Production reliability — a war story (NDA-abstracted)
The bug that made our alerts lie
On a production AI-visibility platform I operate, error alerting had been silently broken for months — a log-prefix bug from the process manager broke level extraction in the ingestion pipeline, so level="error" matched nothing. Found by querying the log store directly; fixed with one pipeline stage; verified via the Loki API.
Honest outcomes
Why
On a production AI-visibility (GEO) analytics platform I help run — abstracted here per NDA — the error alerts had been quiet for a long time. Green dashboards, no pages, no "error rate spiking" in chat. If you had asked me, I would have said things were healthy.
They were not healthy. They were silent, which is a different and much worse thing. A query that returns zero errors does not mean there are zero errors — it can also mean your ability to see them is broken, and every alert built on top of "error rate" has been evaluating to false the whole time. The quiet was a blind spot the size of the entire service.
My role on this platform is operational, and I am precise about that: I operate, validate, and stabilize it as the LLM-ops / observability / reliability engineer. I did not build the product and I am not a feature committer. This is the most credible operator-grade proof in my portfolio precisely because it is the kind of bug only someone running the system in anger would find.
"No alerts" and "no problems" are not the same signal — a healthy service and a broken alerting pipeline produce the identical observable: silence.
What
I only noticed because I went looking for a specific known error. The application had definitely logged errors that week — I had reproduced one from a user report — so I opened the logs, filtered to level="error", and got nothing. Not "a few." Zero. Across the entire API log stream, as far back as I scrolled.
I stopped trusting the dashboard and went one layer down, querying the Loki API directly instead of through the Grafana UI. Same result: error-level queries came back empty, even though the raw log lines containing the word "error" were right there in the unfiltered stream. So the logs were arriving — they just were not being labelled with a level the queries could filter on.
That narrowed it to the ingestion pipeline: the stage that reads each line and extracts a level so you can later query and alert on it. The process manager (PM2) was prefixing every line with its own bookkeeping before it reached the log shipper, and that prefix was enough to break level extraction. Almost every entry ended up effectively unlabelled, so level="error" matched nothing — not because nothing was an error, but because nothing was labelled one.
How
The fix itself was small: correct the shipping pipeline so it strips the prefix and parses the actual line, restoring real levels — a regex-and-output stage inserted before the JSON parse stage. Within minutes, level="error" lit up with the backlog it should have been showing all along, and level-based alerting started working again. I provided runnable Loki-API commands so the fix could be verified independently, not taken on faith.
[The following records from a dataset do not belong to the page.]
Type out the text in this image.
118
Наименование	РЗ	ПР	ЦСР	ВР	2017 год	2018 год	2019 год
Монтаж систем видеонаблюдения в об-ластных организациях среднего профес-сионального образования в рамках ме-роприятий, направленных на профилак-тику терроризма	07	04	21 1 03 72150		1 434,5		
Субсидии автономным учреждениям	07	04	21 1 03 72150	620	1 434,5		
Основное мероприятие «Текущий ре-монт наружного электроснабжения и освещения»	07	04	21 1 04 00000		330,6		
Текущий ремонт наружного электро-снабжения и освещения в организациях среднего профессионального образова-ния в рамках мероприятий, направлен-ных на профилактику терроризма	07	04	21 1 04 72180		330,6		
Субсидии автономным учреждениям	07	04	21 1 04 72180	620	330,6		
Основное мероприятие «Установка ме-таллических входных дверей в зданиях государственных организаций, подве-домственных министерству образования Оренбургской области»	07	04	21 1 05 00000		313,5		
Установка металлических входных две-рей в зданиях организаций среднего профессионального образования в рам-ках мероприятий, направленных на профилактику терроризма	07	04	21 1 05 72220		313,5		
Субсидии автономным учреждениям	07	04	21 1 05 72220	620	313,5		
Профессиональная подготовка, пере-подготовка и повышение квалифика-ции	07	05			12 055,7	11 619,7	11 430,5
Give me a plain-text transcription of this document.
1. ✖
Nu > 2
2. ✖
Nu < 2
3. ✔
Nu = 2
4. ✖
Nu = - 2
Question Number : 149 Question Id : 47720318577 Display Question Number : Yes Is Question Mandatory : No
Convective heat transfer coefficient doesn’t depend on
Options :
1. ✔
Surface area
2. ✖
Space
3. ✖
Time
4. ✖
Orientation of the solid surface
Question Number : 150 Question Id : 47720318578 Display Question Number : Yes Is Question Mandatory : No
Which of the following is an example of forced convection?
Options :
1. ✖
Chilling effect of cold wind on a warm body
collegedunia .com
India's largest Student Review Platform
The fix was ten minutes; the lesson was the whole point. A healthy service and a broken alerting pipeline produce the identical observable — silence — and your monitoring usually cannot tell you which one you are in. The only way to tell them apart is to deliberately check that your alerting can still fire.
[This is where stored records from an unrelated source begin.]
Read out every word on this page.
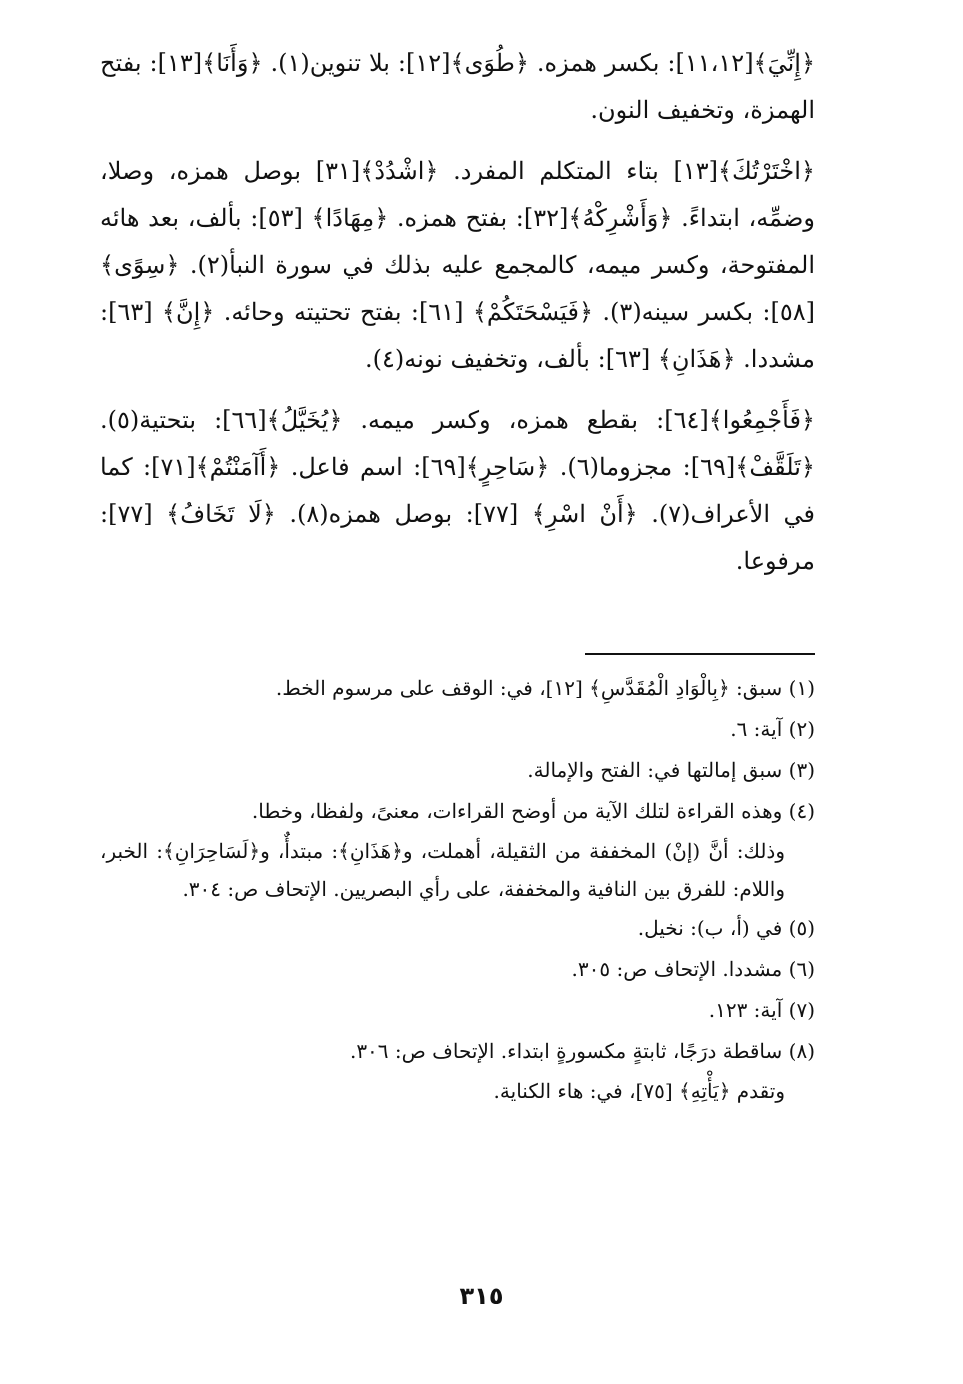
﴿إِنِّيَ﴾[١١،١٢]: بكسر همزه. ﴿طُوَى﴾[١٢]: بلا تنوين(١). ﴿وَأَنَا﴾[١٣]: بفتح الهمزة، وتخفيف النون.

﴿اخْتَرْتُكَ﴾[١٣] بتاء المتكلم المفرد. ﴿اشْدُدْ﴾[٣١] بوصل همزه، وصلا، وضمِّه، ابتداءً. ﴿وَأَشْرِكْهُ﴾[٣٢]: بفتح همزه. ﴿مِهَادًا﴾ [٥٣]: بألف، بعد هائه المفتوحة، وكسر ميمه، كالمجمع عليه بذلك في سورة النبأ(٢). ﴿سِوًى﴾ [٥٨]: بكسر سينه(٣). ﴿فَيَسْحَتَكُمْ﴾ [٦١]: بفتح تحتيته وحائه. ﴿إِنَّ﴾ [٦٣]: مشددا. ﴿هَذَانِ﴾ [٦٣]: بألف، وتخفيف نونه(٤).

﴿فَأَجْمِعُوا﴾[٦٤]: بقطع همزه، وكسر ميمه. ﴿يُخَيَّلُ﴾[٦٦]: بتحتية(٥). ﴿تَلَقَّفْ﴾[٦٩]: مجزوما(٦). ﴿سَاحِرٍ﴾[٦٩]: اسم فاعل. ﴿أَآمَنْتُمْ﴾[٧١]: كما في الأعراف(٧). ﴿أَنْ اسْرِ﴾ [٧٧]: بوصل همزه(٨). ﴿لَا تَخَافُ﴾ [٧٧]: مرفوعا.

(١) سبق: ﴿بِالْوَادِ الْمُقَدَّسِ﴾ [١٢]، في: الوقف على مرسوم الخط.

(٢) آية: ٦.

(٣) سبق إمالتها في: الفتح والإمالة.

(٤) وهذه القراءة لتلك الآية من أوضح القراءات، معنىً، ولفظا، وخطا.

وذلك: أنَّ (إنْ) المخففة من الثقيلة، أهملت، و﴿هَذَانِ﴾: مبتدأٌ، و﴿لَسَاحِرَانِ﴾: الخبر، واللام: للفرق بين النافية والمخففة، على رأي البصريين. الإتحاف ص: ٣٠٤.

(٥) في (أ، ب): نخيل.

(٦) مشددا. الإتحاف ص: ٣٠٥.

(٧) آية: ١٢٣.

(٨) ساقطة درَجًا، ثابتةٍ مكسورةٍ ابتداء. الإتحاف ص: ٣٠٦.

وتقدم ﴿يَأْتِهِ﴾ [٧٥]، في: هاء الكناية.

٣١٥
What I do now: treat a zero as a question, not an answer, and cross-check it against a signal from a different path; test the alert path end to end on a schedule by emitting a synthetic error and confirming it trips the alert; and watch the seams between tools, because this bug lived in the boring handoff between the process manager and the log shipper — exactly the place no one owns and no test covers.
Where it stands
A silent severity-1 observability blind spot — level-based alerting broken across the entire API log stream for months by a log-prefix bug — diagnosed by querying the log store directly and fixed with a single ingestion-pipeline stage, with the fix verified via the Loki API.
Kept honest: the employer and product are abstracted per NDA, so this is told at the technique level with no proprietary internals. The debugging is mine; my role on the platform is operating and stabilizing it, not authoring its features. Team-reported cost figures elsewhere on that platform are the team’s own claims and are not part of this story.